Auteur et amateur de livres, Mohammed Jamouchi est un vétéran de la Foire du livre. Défenseur et diffuseur chevronné de la culture, qui avait entre autres conçu et réalisé un projet d’anthologie de la littérature maghrébine d’expression française, livre ses observations.
Sabrine Cange : Vous êtes un habitué de la Foire du livre ?
Mohammed Jamouchi : Un habitué et un abonné. J’y assiste depuis la 10e édition, ça fait 40 ans que je flâne dans ce jardin culturel annuel. J’ai aussi eu l’occasion de comparer avec les salons du livre de Paris (annulé cette année), Berlin, Genève et Casa.
S.C. Qu’apporte la lecture ?
M.J. Plusieurs choses dont une meilleure participation citoyenne. La Foire du livre est un maillon manifeste dans la démocratisation culturelle. La Communauté française est forte d’un réseau de 150 bibliothèques publiques, un méga agora pour de nombreuses expressions, contribuant au transfert de la culture écrite et au développement de l’esprit critique, indispensables à une démocratie plus participative.
S.C. Que signifie lire pour vous ?
M.J. Lire…, ça résonne déjà comme l’écho d’une « rencontre » avec des figures de la diversité culturelle et spatiotemporelle ; lire, raisonne aussi comme une exploration idées avec d’autres, des personnes qui ont un autre référentiel mental, un autre imaginaire ; lire, c’est une gymnastique cognitive et neuronale qui maintient la plasticité cérébrale. Un excellent remède anti-âge, en somme.
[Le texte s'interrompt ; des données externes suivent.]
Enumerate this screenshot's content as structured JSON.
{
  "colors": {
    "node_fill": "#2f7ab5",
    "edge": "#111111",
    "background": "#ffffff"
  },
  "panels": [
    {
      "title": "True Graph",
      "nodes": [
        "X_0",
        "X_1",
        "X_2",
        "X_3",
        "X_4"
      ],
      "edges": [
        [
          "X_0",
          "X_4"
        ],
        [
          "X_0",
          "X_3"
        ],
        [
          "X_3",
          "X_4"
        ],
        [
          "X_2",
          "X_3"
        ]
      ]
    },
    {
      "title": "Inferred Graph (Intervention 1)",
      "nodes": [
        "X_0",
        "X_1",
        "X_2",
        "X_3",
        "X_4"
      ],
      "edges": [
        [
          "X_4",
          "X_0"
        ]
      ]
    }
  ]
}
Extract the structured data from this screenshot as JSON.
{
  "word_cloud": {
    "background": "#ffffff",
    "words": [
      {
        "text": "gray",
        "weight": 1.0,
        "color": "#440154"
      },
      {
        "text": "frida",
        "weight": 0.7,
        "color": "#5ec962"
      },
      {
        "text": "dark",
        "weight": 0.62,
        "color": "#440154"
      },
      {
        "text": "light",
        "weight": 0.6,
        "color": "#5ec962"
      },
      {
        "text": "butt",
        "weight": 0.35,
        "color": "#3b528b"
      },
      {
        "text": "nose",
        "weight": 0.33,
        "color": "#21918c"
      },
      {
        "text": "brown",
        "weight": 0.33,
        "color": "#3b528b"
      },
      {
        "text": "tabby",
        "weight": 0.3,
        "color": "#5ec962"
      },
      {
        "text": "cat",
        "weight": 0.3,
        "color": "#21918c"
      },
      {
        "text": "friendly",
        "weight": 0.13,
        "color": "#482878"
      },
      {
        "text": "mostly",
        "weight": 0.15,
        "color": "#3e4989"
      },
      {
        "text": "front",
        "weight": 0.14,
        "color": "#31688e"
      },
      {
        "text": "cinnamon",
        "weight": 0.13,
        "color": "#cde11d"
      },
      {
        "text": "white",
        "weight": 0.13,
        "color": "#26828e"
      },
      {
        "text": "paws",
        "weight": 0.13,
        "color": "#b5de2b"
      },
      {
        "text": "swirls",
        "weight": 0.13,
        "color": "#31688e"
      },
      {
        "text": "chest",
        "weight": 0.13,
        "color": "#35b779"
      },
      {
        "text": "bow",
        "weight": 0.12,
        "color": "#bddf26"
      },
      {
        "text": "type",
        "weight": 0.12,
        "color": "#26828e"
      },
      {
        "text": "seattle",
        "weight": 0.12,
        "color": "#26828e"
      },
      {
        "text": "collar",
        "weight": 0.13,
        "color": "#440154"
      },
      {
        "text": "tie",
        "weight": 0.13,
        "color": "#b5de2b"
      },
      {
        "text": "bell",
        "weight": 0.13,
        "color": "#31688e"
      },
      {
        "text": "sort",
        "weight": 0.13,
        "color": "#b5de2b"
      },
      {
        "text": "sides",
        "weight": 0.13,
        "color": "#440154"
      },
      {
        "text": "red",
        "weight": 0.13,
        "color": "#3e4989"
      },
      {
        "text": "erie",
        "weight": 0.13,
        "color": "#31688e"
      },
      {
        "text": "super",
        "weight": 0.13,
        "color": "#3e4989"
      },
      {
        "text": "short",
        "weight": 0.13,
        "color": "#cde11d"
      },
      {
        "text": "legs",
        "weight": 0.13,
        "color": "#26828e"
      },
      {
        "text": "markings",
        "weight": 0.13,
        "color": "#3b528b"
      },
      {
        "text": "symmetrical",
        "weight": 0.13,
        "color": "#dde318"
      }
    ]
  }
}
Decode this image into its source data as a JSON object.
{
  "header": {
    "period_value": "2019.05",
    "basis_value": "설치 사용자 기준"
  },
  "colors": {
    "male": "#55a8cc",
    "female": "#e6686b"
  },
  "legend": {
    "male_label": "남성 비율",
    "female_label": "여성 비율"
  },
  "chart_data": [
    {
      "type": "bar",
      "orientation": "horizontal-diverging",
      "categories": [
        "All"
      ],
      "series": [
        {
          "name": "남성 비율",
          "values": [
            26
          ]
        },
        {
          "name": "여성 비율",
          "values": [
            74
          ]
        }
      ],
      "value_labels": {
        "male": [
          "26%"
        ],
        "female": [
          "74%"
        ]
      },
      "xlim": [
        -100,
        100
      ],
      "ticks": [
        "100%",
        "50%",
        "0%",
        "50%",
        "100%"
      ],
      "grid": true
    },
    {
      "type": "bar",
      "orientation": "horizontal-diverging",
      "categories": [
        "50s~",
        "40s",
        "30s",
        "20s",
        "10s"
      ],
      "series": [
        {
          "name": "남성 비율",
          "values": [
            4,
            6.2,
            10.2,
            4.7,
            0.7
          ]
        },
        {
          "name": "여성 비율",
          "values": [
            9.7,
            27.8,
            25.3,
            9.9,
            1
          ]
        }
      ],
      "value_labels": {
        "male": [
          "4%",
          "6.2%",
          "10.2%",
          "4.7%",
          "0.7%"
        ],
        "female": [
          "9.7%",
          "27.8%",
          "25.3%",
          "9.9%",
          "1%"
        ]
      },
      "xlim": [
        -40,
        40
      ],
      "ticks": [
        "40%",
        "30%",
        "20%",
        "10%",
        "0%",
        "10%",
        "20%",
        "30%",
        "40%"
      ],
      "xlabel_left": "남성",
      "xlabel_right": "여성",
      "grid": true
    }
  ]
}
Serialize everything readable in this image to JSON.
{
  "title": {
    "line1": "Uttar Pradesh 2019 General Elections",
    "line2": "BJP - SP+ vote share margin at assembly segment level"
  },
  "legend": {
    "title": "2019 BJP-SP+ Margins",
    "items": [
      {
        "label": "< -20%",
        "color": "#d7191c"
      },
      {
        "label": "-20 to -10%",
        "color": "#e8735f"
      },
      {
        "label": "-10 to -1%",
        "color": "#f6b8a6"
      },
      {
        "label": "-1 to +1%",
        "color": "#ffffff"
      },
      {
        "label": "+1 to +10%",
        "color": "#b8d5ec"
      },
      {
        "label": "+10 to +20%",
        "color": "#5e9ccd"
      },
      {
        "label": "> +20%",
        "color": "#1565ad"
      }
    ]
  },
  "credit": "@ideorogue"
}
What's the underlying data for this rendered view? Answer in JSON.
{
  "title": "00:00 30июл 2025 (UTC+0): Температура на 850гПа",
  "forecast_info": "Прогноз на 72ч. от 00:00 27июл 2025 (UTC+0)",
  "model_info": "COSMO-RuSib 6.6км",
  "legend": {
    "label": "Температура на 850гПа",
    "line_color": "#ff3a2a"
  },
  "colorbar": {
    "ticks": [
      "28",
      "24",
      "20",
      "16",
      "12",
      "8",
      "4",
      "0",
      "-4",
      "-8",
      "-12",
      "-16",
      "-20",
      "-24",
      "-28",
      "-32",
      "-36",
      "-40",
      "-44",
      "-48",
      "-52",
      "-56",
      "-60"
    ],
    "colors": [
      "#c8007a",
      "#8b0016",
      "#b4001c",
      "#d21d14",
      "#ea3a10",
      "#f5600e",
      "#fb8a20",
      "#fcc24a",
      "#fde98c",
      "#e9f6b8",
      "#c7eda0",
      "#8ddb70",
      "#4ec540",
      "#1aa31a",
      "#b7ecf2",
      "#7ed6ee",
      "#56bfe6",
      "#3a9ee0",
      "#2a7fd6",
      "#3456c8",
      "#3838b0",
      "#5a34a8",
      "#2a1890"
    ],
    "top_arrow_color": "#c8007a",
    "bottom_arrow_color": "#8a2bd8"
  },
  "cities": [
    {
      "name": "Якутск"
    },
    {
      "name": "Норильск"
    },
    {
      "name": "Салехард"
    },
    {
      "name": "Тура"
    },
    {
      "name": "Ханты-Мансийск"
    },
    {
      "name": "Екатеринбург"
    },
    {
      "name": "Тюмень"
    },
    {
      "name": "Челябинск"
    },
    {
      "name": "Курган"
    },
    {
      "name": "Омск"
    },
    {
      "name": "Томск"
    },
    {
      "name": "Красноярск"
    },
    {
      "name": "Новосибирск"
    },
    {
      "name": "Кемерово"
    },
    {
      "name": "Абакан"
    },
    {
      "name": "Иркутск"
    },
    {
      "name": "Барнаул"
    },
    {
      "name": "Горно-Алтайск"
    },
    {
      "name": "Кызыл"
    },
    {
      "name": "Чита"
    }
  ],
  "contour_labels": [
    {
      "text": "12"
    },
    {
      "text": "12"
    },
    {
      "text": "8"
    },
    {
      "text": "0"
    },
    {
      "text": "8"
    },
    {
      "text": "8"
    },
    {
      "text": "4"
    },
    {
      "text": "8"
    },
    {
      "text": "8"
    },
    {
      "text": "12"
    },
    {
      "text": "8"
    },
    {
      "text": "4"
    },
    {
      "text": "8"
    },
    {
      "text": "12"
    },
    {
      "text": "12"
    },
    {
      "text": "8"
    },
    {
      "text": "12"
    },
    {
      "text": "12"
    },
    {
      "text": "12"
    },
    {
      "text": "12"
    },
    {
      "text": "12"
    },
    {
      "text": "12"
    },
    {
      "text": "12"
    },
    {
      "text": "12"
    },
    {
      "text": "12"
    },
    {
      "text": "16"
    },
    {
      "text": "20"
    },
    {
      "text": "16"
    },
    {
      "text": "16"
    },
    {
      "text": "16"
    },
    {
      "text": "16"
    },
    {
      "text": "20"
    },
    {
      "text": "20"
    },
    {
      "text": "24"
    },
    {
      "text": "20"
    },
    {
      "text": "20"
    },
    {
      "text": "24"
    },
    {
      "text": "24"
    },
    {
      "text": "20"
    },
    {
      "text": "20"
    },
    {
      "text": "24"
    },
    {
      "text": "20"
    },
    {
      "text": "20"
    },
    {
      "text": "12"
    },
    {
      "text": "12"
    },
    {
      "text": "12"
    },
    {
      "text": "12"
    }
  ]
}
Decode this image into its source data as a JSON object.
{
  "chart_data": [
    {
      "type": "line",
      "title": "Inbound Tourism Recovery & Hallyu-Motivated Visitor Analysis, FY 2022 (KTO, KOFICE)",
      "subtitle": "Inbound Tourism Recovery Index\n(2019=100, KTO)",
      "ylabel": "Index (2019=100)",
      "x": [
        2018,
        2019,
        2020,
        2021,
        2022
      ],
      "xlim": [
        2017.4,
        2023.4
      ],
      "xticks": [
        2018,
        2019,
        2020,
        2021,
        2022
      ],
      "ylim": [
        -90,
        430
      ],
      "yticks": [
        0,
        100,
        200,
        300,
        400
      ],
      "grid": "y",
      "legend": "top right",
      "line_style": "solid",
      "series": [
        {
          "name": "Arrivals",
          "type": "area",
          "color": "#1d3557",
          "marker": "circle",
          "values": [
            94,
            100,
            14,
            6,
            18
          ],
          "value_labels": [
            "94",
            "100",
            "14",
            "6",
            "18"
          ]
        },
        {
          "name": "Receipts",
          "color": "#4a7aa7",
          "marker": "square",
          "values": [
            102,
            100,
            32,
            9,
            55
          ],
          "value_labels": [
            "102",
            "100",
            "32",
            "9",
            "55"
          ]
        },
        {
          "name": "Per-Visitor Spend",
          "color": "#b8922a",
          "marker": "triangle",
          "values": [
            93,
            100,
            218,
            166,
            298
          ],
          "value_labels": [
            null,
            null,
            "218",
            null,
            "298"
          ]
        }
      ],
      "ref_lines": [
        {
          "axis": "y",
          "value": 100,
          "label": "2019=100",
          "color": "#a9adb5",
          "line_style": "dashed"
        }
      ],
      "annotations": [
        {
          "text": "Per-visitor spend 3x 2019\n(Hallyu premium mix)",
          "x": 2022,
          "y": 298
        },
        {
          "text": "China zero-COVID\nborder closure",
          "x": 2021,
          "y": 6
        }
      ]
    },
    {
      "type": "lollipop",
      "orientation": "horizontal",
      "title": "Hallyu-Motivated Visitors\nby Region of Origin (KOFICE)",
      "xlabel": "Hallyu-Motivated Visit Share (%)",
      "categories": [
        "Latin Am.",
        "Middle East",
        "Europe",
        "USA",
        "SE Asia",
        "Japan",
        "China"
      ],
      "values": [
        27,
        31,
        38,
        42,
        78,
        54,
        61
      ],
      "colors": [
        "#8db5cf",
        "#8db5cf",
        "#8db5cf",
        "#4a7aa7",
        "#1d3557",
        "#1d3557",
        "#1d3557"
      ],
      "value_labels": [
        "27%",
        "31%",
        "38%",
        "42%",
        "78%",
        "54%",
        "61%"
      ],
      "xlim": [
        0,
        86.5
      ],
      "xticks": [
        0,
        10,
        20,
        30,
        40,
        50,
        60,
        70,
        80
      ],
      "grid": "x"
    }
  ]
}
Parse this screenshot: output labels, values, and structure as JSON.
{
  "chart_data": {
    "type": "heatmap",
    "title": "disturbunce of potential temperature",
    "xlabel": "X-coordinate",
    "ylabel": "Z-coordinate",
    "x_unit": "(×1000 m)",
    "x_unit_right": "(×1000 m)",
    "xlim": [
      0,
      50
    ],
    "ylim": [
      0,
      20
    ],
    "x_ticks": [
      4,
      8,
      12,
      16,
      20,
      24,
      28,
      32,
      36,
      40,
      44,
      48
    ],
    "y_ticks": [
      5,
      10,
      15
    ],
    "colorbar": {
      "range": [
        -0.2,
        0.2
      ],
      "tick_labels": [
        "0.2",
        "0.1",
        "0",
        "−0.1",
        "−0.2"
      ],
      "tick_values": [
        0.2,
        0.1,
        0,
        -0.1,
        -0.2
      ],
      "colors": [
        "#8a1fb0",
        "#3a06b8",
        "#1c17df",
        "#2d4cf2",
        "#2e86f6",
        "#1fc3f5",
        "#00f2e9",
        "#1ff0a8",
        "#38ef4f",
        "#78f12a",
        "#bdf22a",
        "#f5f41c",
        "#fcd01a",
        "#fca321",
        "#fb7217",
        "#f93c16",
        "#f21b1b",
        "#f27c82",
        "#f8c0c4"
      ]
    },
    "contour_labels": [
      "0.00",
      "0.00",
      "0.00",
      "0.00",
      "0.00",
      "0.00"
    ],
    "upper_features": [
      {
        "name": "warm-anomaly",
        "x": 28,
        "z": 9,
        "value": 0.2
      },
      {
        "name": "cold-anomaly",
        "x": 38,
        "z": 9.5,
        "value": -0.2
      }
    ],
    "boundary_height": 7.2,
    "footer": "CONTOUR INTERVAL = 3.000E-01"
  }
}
A l’instar du réalisme du bovarysme et du naturalisme de Zola, entre autres, la lecture permet aux gens de prendre connaissance du centre et à ceux de la capitale de s’enquérir des Provinciaux. De prendre conscience que tout texte s’inscrit dans un contexte. Parfois le lecteur-analyste peut relever et révéler l’impensé de l’auteur.
S.C. Et le Maroc dans tout ça ?
M.J. Comme vous pouvez le constater, les Lettres du Maroc sont mises à l’honneur pour cette 50e édition de 2020. Ce fut le cas en 2012 à Genève. A Bruxelles, c’est la première fois qu’un pays arabe et africain y est convié, ce qui ne manque pas de réjouir les Belgo-marocains et de faire « voyager » les Belges qui consolident leurs relations avec le Maroc depuis au moins une soixantaine d’années.
En conviant le Maroc, on n’ouvre pas la boite de Pandore mais on s’ouvre et on apostrophe un pan non négligeable de pays africains. La Belgique s’est déjà appuyée sur la diaspora marocaine pour son essor en Afrique.
L’ouverture, relativement récentes, d’écoles belges à Rabat et à Casa permet d’entrevoir des regards et des chemins croisés entre les citoyens et de futurs collaborations entre éditeurs Belges et Marocains. On peut faire connaître la littérature maghrébine d’expression française au lecteur belge et les subtilités institutionnelles au citoyen marocain.
S.C. Quelles seraient vos recommandations ?
M.J. Encourager les jeunes à venir découvrir. Encourager la production éditoriale belgo-marocaine, faire connaître l’apport culturel belgo-marocain, ouvrir des ateliers d’écrit-ure. Nous vivons ensemble, alors lisons et écrivons ensemble, faisons l’éloge de la lecture.